ここで自分が飛び出したとしても彼女の邪魔になるだけだ。
くやしさを感じながらも剣星は目の前で起きている現実を受け入れ、この後の方針をどうすべきか考えをめぐらせるのだった。
剣星達に大霊穴のことを説明した尊幽は斬鬼を討伐した後、彼らと共に家に戻るところだった。
「僕達がここに残って斬鬼の対処をすることは出来ませんか?」
「無理。斬鬼の出現は昼夜問わずだし、大霊穴中心で現れた場合はキミでも対処が難しい」
「出てくるまで待って対処するのは?」
「それも無理。中心部で膨大な霊力を蓄えた斬鬼の強さは怨形鬼数体分以上。

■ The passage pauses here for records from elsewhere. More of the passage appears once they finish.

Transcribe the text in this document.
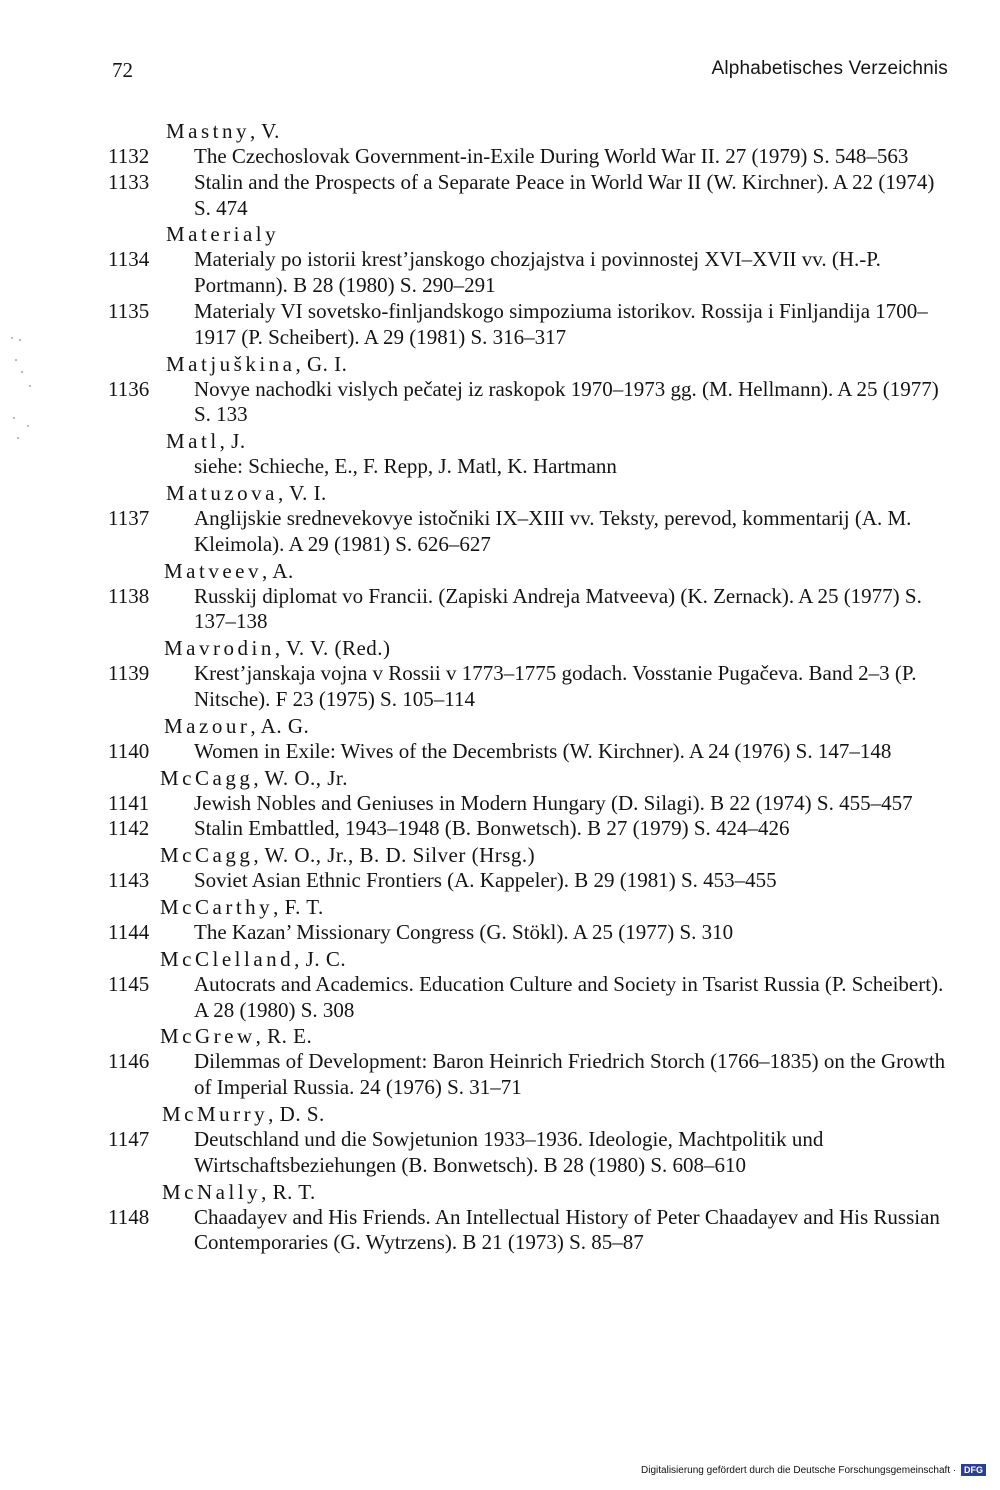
72	Alphabetisches Verzeichnis
Mastny, V.
1132	The Czechoslovak Government-in-Exile During World War II. 27 (1979) S. 548–563
1133	Stalin and the Prospects of a Separate Peace in World War II (W. Kirchner). A 22 (1974) S. 474
Materialy
1134	Materialy po istorii krest’janskogo chozjajstva i povinnostej XVI–XVII vv. (H.-P. Portmann). B 28 (1980) S. 290–291
1135	Materialy VI sovetsko-finljandskogo simpoziuma istorikov. Rossija i Finljandija 1700–1917 (P. Scheibert). A 29 (1981) S. 316–317
Matjuškina, G. I.
1136	Novye nachodki vislych pečatej iz raskopok 1970–1973 gg. (M. Hellmann). A 25 (1977) S. 133
Matl, J.
siehe: Schieche, E., F. Repp, J. Matl, K. Hartmann
Matuzova, V. I.
1137	Anglijskie srednevekovye istočniki IX–XIII vv. Teksty, perevod, kommentarij (A. M. Kleimola). A 29 (1981) S. 626–627
Matveev, A.
1138	Russkij diplomat vo Francii. (Zapiski Andreja Matveeva) (K. Zernack). A 25 (1977) S. 137–138
Mavrodin, V. V. (Red.)
1139	Krest’janskaja vojna v Rossii v 1773–1775 godach. Vosstanie Pugačeva. Band 2–3 (P. Nitsche). F 23 (1975) S. 105–114
Mazour, A. G.
1140	Women in Exile: Wives of the Decembrists (W. Kirchner). A 24 (1976) S. 147–148
McCagg, W. O., Jr.
1141	Jewish Nobles and Geniuses in Modern Hungary (D. Silagi). B 22 (1974) S. 455–457
1142	Stalin Embattled, 1943–1948 (B. Bonwetsch). B 27 (1979) S. 424–426
McCagg, W. O., Jr., B. D. Silver (Hrsg.)
1143	Soviet Asian Ethnic Frontiers (A. Kappeler). B 29 (1981) S. 453–455
McCarthy, F. T.
1144	The Kazan’ Missionary Congress (G. Stökl). A 25 (1977) S. 310
McClelland, J. C.
1145	Autocrats and Academics. Education Culture and Society in Tsarist Russia (P. Scheibert). A 28 (1980) S. 308
McGrew, R. E.
1146	Dilemmas of Development: Baron Heinrich Friedrich Storch (1766–1835) on the Growth of Imperial Russia. 24 (1976) S. 31–71
McMurry, D. S.
1147	Deutschland und die Sowjetunion 1933–1936. Ideologie, Machtpolitik und Wirtschaftsbeziehungen (B. Bonwetsch). B 28 (1980) S. 608–610
McNally, R. T.
1148	Chaadayev and His Friends. An Intellectual History of Peter Chaadayev and His Russian Contemporaries (G. Wytrzens). B 21 (1973) S. 85–87
Digitalisierung gefördert durch die Deutsche Forschungsgemeinschaft · DFG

負けることはないだろうけど、対処し切れないと思うよ」
先程から剣星は仕切りに案を出してきているものの、尊幽はその全てを却下していた。
実を言えばここから離れる方法はあるにはある。
だが、この人数では出来ないのだ。
最低でも彼ら並の実力者があと一人いなければ――。
「……」
尊幽が足を止めた。
彼女の視線は邸宅に方に向いている。
「あれは……」
剣星もそれに気付いたのか、同じように足をとめて邸宅を注視する。
邸宅の前には一人の老人が立っていた。
白く長い髭を蓄えた袴姿の老人は、只者ではない雰囲気を醸しだしている。
一瞬固まった尊幽であるが、彼女はふっと笑みを浮かべると老人へ向けて歩き出す。
「久しぶり。随分しわくちゃになっちゃったね、宗厳」
「ふん、お前と比べてくれるな。尊幽」
ニッと笑ったのは尊幽とも旧知の仲である老獪、柳世宗厳だった。